Just when you thought you were too old for Disney, they come and reinvent the whole “smart” world!
Researchers at Carnegie Mellon University and Disney Research in Pittsburgh, Pennsylvanian have taken it upon themselves to think outside the box and bring us a much more advanced and visionary method to implement the “touch screen” technology and make it part of our daily life.
While smart phones and tablets seem to be the cutting edge technology of today since they effectuate capacitive touch sensing, these devices in fact only use a single electrical signal; the value goes up or down depending if the finger is touching or not. Hence, making capacitive sensing merely binary; either the user is touching or they are not, as the video provided clearly explains.
Disney developers take it a step further by presenting Touché.
So, in brief how is Touché different?
1. The operating requirements are very simple; a single sensing electrode be attached to the object at one end and a computer at the other, which will examine the capacitive profile changes.
2. Multiple frequencies as opposed to binary ones. Meaning that 5 gestures are supported (as opposed to only two); no touch, one finger touch, pinch, circle and grasp.

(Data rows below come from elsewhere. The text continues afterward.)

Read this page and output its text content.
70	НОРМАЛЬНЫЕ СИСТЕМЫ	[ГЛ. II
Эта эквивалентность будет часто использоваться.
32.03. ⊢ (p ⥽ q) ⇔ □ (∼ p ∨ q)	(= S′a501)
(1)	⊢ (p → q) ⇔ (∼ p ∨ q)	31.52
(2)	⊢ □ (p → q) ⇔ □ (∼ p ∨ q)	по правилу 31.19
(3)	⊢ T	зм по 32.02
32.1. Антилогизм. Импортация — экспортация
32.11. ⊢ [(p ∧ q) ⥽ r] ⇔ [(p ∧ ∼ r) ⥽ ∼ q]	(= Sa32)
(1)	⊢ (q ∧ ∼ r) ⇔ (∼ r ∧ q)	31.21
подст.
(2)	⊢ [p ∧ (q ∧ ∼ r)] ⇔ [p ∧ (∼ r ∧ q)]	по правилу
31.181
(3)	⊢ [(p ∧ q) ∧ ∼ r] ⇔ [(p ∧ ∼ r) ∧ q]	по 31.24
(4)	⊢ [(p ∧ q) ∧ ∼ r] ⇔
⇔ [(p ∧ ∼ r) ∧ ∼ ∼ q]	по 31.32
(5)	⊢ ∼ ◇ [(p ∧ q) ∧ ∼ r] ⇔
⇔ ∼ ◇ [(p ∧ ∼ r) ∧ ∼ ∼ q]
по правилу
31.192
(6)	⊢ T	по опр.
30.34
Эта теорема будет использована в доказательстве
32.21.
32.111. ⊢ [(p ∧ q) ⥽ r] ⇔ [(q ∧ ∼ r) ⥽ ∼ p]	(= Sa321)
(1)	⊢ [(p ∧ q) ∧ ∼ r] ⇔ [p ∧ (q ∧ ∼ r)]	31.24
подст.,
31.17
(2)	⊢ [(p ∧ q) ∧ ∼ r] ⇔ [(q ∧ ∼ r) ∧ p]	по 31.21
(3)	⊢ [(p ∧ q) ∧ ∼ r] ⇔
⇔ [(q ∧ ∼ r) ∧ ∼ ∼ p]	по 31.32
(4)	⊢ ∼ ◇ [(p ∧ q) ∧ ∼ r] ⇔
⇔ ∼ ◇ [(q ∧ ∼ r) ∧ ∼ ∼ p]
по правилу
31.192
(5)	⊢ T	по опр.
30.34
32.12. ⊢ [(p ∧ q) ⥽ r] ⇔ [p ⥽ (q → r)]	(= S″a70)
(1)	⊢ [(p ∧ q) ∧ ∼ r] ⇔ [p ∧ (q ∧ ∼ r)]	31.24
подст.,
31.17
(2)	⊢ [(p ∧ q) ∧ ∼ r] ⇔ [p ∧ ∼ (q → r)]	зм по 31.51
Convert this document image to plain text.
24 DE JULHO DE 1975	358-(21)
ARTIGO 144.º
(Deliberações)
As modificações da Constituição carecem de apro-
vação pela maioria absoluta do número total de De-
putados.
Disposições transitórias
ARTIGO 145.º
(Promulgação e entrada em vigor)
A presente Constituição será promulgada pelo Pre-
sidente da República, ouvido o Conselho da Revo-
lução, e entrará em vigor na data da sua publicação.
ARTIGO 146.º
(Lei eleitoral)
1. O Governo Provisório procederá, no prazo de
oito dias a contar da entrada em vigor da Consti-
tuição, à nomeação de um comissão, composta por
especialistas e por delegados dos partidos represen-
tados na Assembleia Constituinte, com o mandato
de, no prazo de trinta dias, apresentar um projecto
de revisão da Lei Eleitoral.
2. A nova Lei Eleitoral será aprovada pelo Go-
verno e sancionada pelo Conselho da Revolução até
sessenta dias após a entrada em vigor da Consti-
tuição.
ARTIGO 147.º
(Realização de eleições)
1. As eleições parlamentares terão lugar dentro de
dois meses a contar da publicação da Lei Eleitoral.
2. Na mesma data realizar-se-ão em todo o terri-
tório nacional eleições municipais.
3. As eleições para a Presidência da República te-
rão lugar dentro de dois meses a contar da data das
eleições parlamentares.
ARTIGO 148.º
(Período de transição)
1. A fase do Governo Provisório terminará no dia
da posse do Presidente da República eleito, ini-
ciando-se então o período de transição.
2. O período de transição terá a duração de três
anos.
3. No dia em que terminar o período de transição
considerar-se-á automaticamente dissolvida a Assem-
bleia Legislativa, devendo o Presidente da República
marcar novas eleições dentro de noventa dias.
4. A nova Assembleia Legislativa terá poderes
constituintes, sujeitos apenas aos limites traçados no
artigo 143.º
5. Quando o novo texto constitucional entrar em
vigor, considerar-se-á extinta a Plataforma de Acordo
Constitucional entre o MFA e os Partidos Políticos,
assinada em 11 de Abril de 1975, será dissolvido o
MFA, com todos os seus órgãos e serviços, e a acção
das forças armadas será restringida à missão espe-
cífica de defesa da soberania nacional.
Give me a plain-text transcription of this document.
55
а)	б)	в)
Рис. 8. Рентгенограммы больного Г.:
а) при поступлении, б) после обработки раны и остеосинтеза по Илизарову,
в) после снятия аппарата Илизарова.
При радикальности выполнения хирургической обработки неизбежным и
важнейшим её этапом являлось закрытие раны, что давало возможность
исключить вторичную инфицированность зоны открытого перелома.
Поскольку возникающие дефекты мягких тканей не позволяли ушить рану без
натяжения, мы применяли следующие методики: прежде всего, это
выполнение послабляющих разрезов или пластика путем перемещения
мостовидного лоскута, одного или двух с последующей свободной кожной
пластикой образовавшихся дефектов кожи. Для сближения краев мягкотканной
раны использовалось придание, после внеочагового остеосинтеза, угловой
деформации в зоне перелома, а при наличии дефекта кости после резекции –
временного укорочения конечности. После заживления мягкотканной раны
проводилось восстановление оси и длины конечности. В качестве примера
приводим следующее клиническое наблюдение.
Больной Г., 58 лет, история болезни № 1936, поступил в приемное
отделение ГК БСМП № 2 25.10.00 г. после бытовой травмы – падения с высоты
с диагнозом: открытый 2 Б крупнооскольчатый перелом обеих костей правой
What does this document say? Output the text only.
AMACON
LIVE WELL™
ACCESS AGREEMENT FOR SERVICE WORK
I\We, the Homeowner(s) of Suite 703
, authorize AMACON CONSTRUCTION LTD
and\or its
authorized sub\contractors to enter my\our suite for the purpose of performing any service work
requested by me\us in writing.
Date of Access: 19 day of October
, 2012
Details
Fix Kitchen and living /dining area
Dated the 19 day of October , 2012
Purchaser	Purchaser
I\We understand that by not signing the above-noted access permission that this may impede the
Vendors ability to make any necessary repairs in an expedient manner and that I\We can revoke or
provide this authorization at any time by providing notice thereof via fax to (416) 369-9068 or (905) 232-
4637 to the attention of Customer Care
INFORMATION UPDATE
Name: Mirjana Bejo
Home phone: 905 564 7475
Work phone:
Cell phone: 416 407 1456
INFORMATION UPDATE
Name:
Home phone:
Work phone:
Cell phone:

Why should we be concerned?
This new technology is called the “Swept Frequency Capacitive Sensing (SFCS)” and it is robust; even the human body or a body of water can be a sensor not to mention the enhancements to everyday objects.
Here are some examples:
1. Smart doorknob; unlocks when grasped in a certain way.
2. Smartphone; silences itself if the user holds a finger on her/his lips.
3. Tables and chairs; sense the position of people using them.
4. Coffee machine; started with the swipe of a table.
5. Lights; turned on when feet are on the floor, and turned off where they are not.
“Signal frequency sweeps have been used for decades in wireless communication, but as far as we know, nobody previously has attempted to apply this technique to touch interaction,” said Ivan Poupyrev, senior research scientist at Disney Research, Pittsburgh.
The team will present their work at the Conference on Human Factors in Computing Systems (CHI 2012) in Austin, Texas today.